Statistics and Computing
This page provides some information about the statistical applications and computing resources used in Dr. Rosopa’s research lab.
S-PLUS & R
S-PLUS is a statistical environment. Underlying S-PLUS is the award-winning language S developed at Bell Labs (now Lucent Technologies). S-PLUS has a very user-friendly interface with point-and-click features similar to those available in other statistical software. Furthermore, S-PLUS is flexible and powerful (e.g., modern statistical methods, stunning graphics capabilities, dynamically interface with compiled routines in C, FORTRAN, and C++, interface with Java methods, develop customized applications, highly extensible, etc.). R is an open-source system that can essentially be described as a free version of S. Many of the functions are identical (or very similar).
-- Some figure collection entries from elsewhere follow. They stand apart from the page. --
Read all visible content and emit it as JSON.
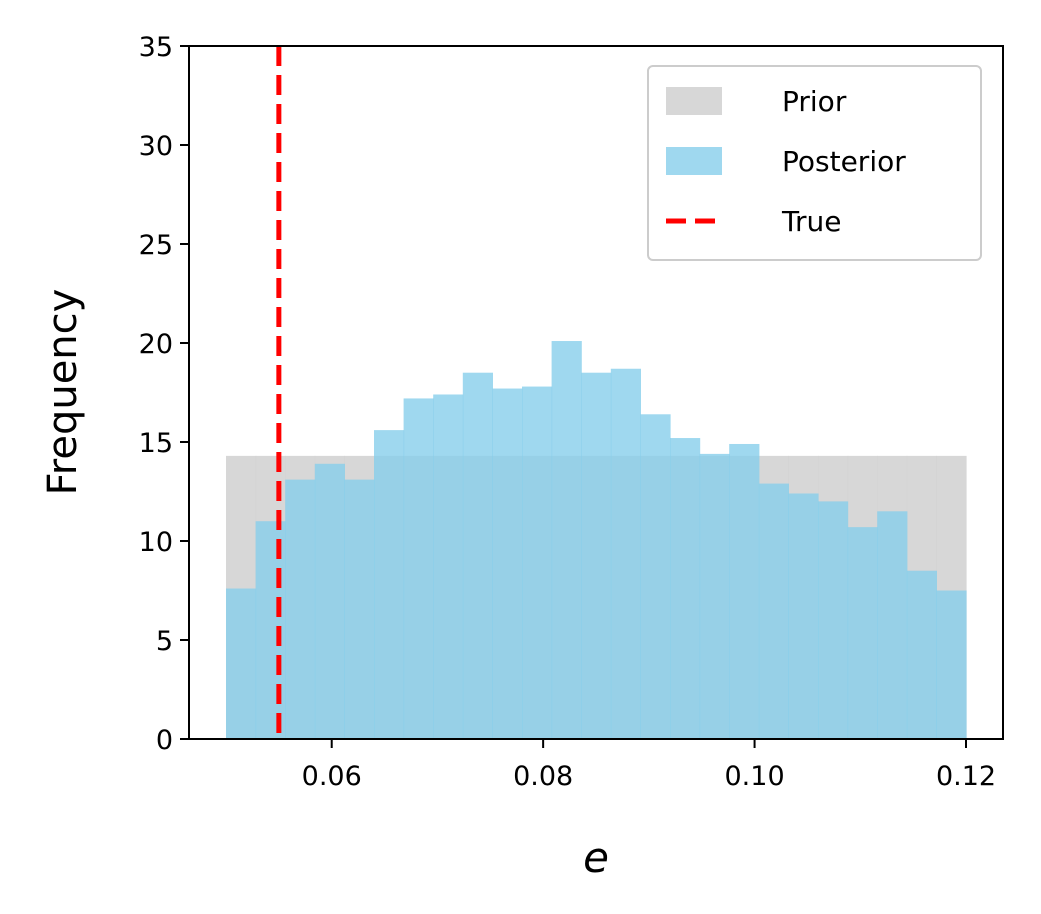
{
  "chart_data": {
    "type": "histogram",
    "xlabel": "e",
    "ylabel": "Frequency",
    "xlim": [
      0.0465,
      0.1235
    ],
    "ylim": [
      0,
      35
    ],
    "xticks": [
      0.06,
      0.08,
      0.1,
      0.12
    ],
    "xtick_labels": [
      "0.06",
      "0.08",
      "0.10",
      "0.12"
    ],
    "yticks": [
      0,
      5,
      10,
      15,
      20,
      25,
      30,
      35
    ],
    "ytick_labels": [
      "0",
      "5",
      "10",
      "15",
      "20",
      "25",
      "30",
      "35"
    ],
    "bin_edges": [
      0.05,
      0.0528,
      0.0556,
      0.0584,
      0.0612,
      0.064,
      0.0668,
      0.0696,
      0.0724,
      0.0752,
      0.078,
      0.0808,
      0.0836,
      0.0864,
      0.0892,
      0.092,
      0.0948,
      0.0976,
      0.1004,
      0.1032,
      0.106,
      0.1088,
      0.1116,
      0.1144,
      0.1172,
      0.12
    ],
    "series": [
      {
        "name": "Prior",
        "kind": "uniform",
        "range": [
          0.05,
          0.12
        ],
        "value": 14.3,
        "color": "#d3d3d3"
      },
      {
        "name": "Posterior",
        "kind": "bins",
        "values": [
          7.6,
          11.0,
          13.1,
          13.9,
          13.1,
          15.6,
          17.2,
          17.4,
          18.5,
          17.7,
          17.8,
          20.1,
          18.5,
          18.7,
          16.4,
          15.2,
          14.4,
          14.9,
          12.9,
          12.4,
          12.0,
          10.7,
          11.5,
          8.5,
          7.5
        ],
        "color": "#87ceeb"
      },
      {
        "name": "True",
        "kind": "vline",
        "x": 0.055,
        "color": "#ff0000"
      }
    ],
    "legend": {
      "placement": "top-right",
      "entries": [
        "Prior",
        "Posterior",
        "True"
      ]
    },
    "grid": false
  }
}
Although R does not have a graphical user interface like that of other statistical environments, John Fox (a sociologist and statistician) has developed an add-on package which loads a graphical user interface in R. Although Dr. Rosopa uses both S-PLUS and R, he tends to use R for teaching. Being an open-source system, there is an international community of researchers in statistics, computer science, and other areas that contribute to the continued development of R. It is not uncommon for new methods to become available in R much faster than in other statistical applications.
S-PLUS and R are used in a variety of industries and research disciplines. To become more familiar with S-PLUS and R, here are some useful links.
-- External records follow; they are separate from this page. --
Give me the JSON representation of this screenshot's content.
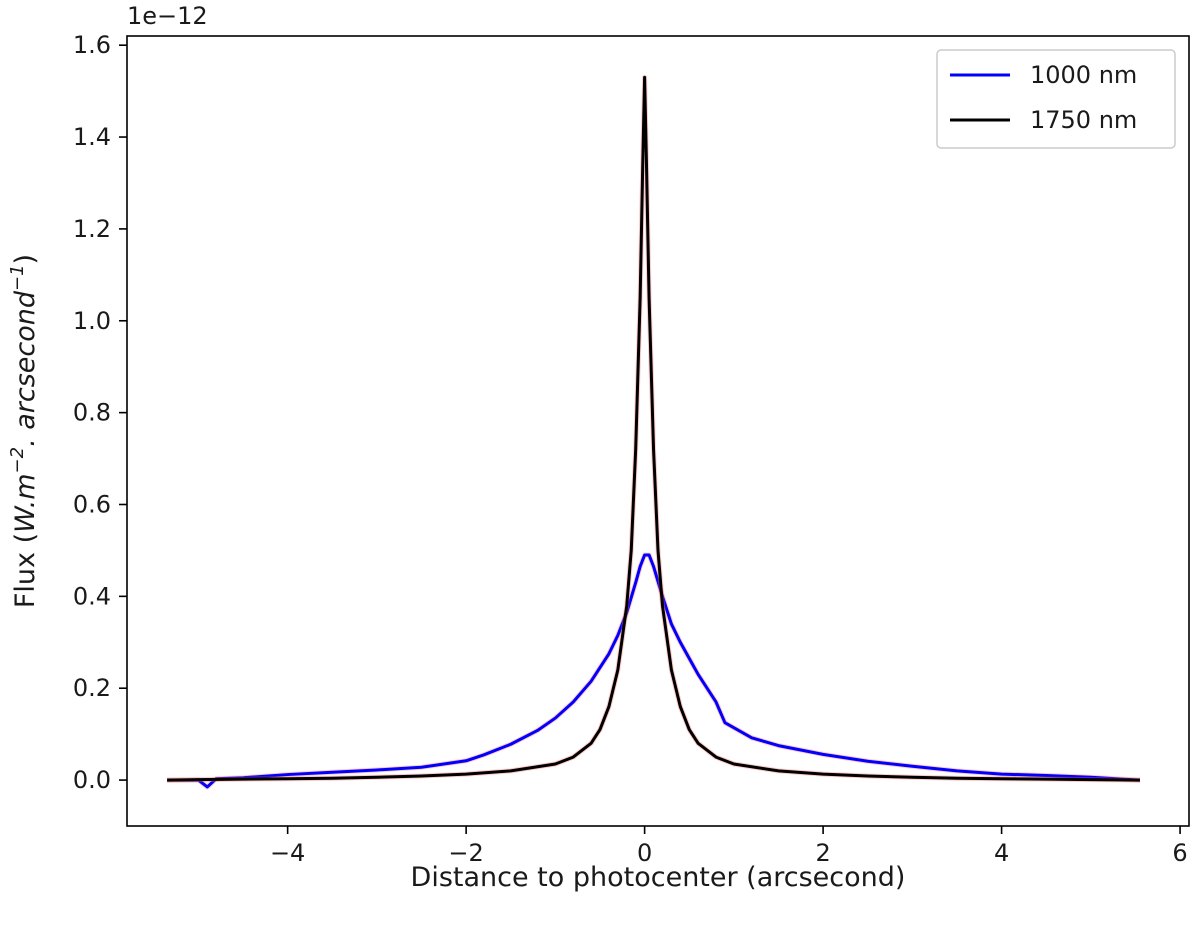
{
  "chart_data": {
    "type": "line",
    "title": "",
    "xlabel": "Distance to photocenter (arcsecond)",
    "ylabel": {
      "prefix": "Flux (",
      "units": "W.m",
      "exp1": "−2",
      "mid": ". arcsecond",
      "exp2": "−1",
      "suffix": ")"
    },
    "y_offset_label": "1e−12",
    "xlim": [
      -5.8,
      6.1
    ],
    "ylim": [
      -0.1,
      1.62
    ],
    "x_ticks": [
      {
        "value": -4,
        "label": "−4"
      },
      {
        "value": -2,
        "label": "−2"
      },
      {
        "value": 0,
        "label": "0"
      },
      {
        "value": 2,
        "label": "2"
      },
      {
        "value": 4,
        "label": "4"
      },
      {
        "value": 6,
        "label": "6"
      }
    ],
    "y_ticks": [
      {
        "value": 0.0,
        "label": "0.0"
      },
      {
        "value": 0.2,
        "label": "0.2"
      },
      {
        "value": 0.4,
        "label": "0.4"
      },
      {
        "value": 0.6,
        "label": "0.6"
      },
      {
        "value": 0.8,
        "label": "0.8"
      },
      {
        "value": 1.0,
        "label": "1.0"
      },
      {
        "value": 1.2,
        "label": "1.2"
      },
      {
        "value": 1.4,
        "label": "1.4"
      },
      {
        "value": 1.6,
        "label": "1.6"
      }
    ],
    "grid": false,
    "legend_position": "top-right",
    "series": [
      {
        "name": "1000 nm",
        "color": "#0000ff",
        "points": [
          [
            -5.35,
            0.0
          ],
          [
            -5.0,
            0.0
          ],
          [
            -4.9,
            -0.015
          ],
          [
            -4.8,
            0.003
          ],
          [
            -4.5,
            0.005
          ],
          [
            -4.0,
            0.012
          ],
          [
            -3.5,
            0.017
          ],
          [
            -3.0,
            0.022
          ],
          [
            -2.5,
            0.028
          ],
          [
            -2.0,
            0.042
          ],
          [
            -1.8,
            0.055
          ],
          [
            -1.5,
            0.078
          ],
          [
            -1.2,
            0.108
          ],
          [
            -1.0,
            0.135
          ],
          [
            -0.8,
            0.17
          ],
          [
            -0.6,
            0.215
          ],
          [
            -0.4,
            0.275
          ],
          [
            -0.3,
            0.315
          ],
          [
            -0.2,
            0.365
          ],
          [
            -0.1,
            0.43
          ],
          [
            -0.05,
            0.465
          ],
          [
            0.0,
            0.49
          ],
          [
            0.05,
            0.49
          ],
          [
            0.1,
            0.465
          ],
          [
            0.2,
            0.4
          ],
          [
            0.3,
            0.34
          ],
          [
            0.4,
            0.3
          ],
          [
            0.5,
            0.265
          ],
          [
            0.6,
            0.23
          ],
          [
            0.8,
            0.17
          ],
          [
            0.9,
            0.125
          ],
          [
            1.2,
            0.092
          ],
          [
            1.5,
            0.075
          ],
          [
            2.0,
            0.056
          ],
          [
            2.5,
            0.041
          ],
          [
            3.0,
            0.03
          ],
          [
            3.5,
            0.02
          ],
          [
            4.0,
            0.013
          ],
          [
            4.5,
            0.01
          ],
          [
            5.0,
            0.006
          ],
          [
            5.55,
            0.0
          ]
        ]
      },
      {
        "name": "1750 nm",
        "color": "#000000",
        "points": [
          [
            -5.35,
            0.0
          ],
          [
            -5.0,
            0.001
          ],
          [
            -4.5,
            0.002
          ],
          [
            -4.0,
            0.003
          ],
          [
            -3.5,
            0.004
          ],
          [
            -3.0,
            0.006
          ],
          [
            -2.5,
            0.009
          ],
          [
            -2.0,
            0.013
          ],
          [
            -1.5,
            0.02
          ],
          [
            -1.0,
            0.035
          ],
          [
            -0.8,
            0.05
          ],
          [
            -0.6,
            0.08
          ],
          [
            -0.5,
            0.11
          ],
          [
            -0.4,
            0.16
          ],
          [
            -0.3,
            0.24
          ],
          [
            -0.2,
            0.38
          ],
          [
            -0.15,
            0.5
          ],
          [
            -0.1,
            0.72
          ],
          [
            -0.05,
            1.05
          ],
          [
            -0.02,
            1.35
          ],
          [
            0.0,
            1.53
          ],
          [
            0.02,
            1.35
          ],
          [
            0.05,
            1.05
          ],
          [
            0.1,
            0.72
          ],
          [
            0.15,
            0.5
          ],
          [
            0.2,
            0.38
          ],
          [
            0.3,
            0.24
          ],
          [
            0.4,
            0.16
          ],
          [
            0.5,
            0.11
          ],
          [
            0.6,
            0.08
          ],
          [
            0.8,
            0.05
          ],
          [
            1.0,
            0.035
          ],
          [
            1.5,
            0.02
          ],
          [
            2.0,
            0.013
          ],
          [
            2.5,
            0.009
          ],
          [
            3.0,
            0.006
          ],
          [
            3.5,
            0.004
          ],
          [
            4.0,
            0.003
          ],
          [
            4.5,
            0.002
          ],
          [
            5.0,
            0.001
          ],
          [
            5.55,
            0.0
          ]
        ]
      }
    ]
  }
}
- Econometrics (UC-Berkeley Econometrics Laboratory)
- Environmental Statistics (Philip Dixon)
- Political Science (Jeff Gill)
- Psychology (R for Psychology)
- Quantitative Risk Management (Alexander J. McNeil)
- Sociology (John Fox)
- Statistics (UCLA, Basics of S-PLUS, Robust Methods by Rand Wilcox)
Here are some recommended books:
- Faraway, J. J. (2005). Extending the Linear Model with R: Generalized Linear, Mixed Effects and Nonparametric Regression Models.
- Fox, J. (2002). An R and S-PLUS Companion to Applied Regression.
- Krause, A., & Olson, M. (2005). The Basics of S-PLUS (4th ed.).
- Pinheiro, J. C., & Bates, D. M. (2000). Mixed Effects Models in S and S-PLUS.
- Venables, W., & Ripley, B. D. (2000). S Programming.
- Venables, W., & Ripley, B. D. (2002). Modern Applied Statistics with S (4th ed.).
Condor is a workload management system for computing-intensive tasks. From a pool of machines (e.g., 100s, 1000s) that Condor manages, it uses unharvested computing cycles to complete jobs. Some examples of jobs include simulation of ground penetrating radar, machine learning, Monte Carlo simulations (e.g., from astrophysics to psychology), simulation of polymer blends, etc. Here are some interesting statistics:
- At the University of Wisconsin-Madison, over 1000 workstations are managed by Condor and on an average day, Condor completes 650 CPU days.
- At Clemson University, Condor links over 1700 machines in the campus grid. Mary Beth Kurz, an Assistant Professor of industrial engineering, studies genetic algorithms for large scale optimization in manufacturing. She was able to complete the equivalent of 17 years of computing time in just one week using the campus grid managed by Condor.